“Body cams or not, the problem you have to deal with is that the system is so systemically racially biased in its nature. America saw Eric Garner get choked to death on televised video just like we saw Rodney King get viciously beaten on video in our living rooms and still all the police misconduct was later justified,” Fogg said.
Fogg, the author of the forthcoming book about heavy-handed policing in the US, Bigots with Badges, held a speech after Wednesday's grand jury decision to not charge a white policeman who killed African-American Eric Garner with a chokehold earlier this year.
Garner, 43, was a street peddler selling untaxed cigarettes. An overweight asthmatic, Garner died from suffocation after being put in a chokehold by police officer Daniel Pantaleo in July. A cell-phone video of the arrest went viral on the internet.

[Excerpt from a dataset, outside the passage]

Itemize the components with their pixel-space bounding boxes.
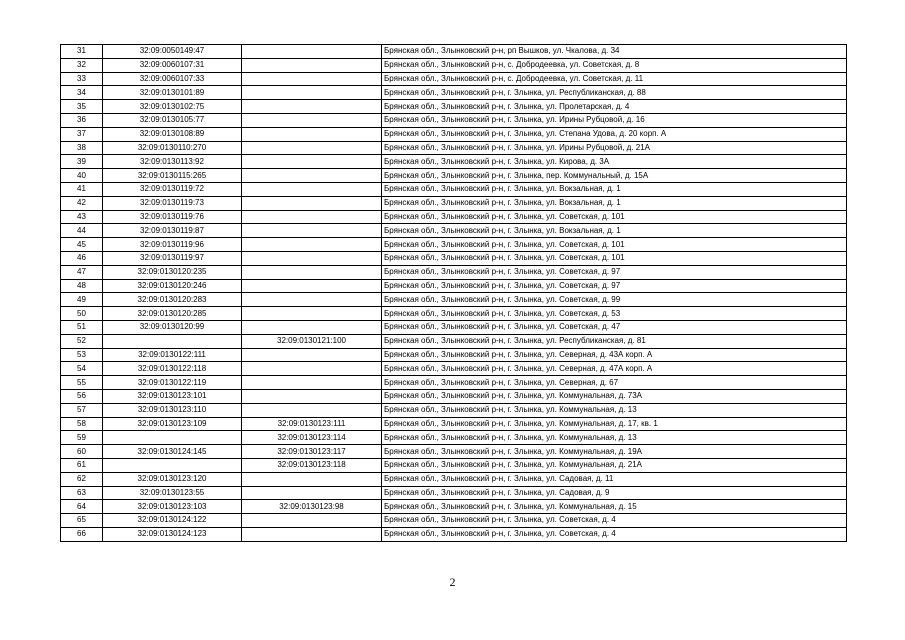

On Monday, US President Barack Obama asked Congress to allocate $263 million for police body cameras and training. The program would offer a total of $75 million over three years to match state funding for the cameras by 50 percent, helping to pay for more than 50,000 of the devices.
Obama's initiative follows unrest in Ferguson, Missouri after a grand jury decided not to bring charges against Darren Wilson, a white officer who fatally shot African-American teenager Michael Brown. The decision ignited tensions over the relationship between police and community and calls for greater police accountability.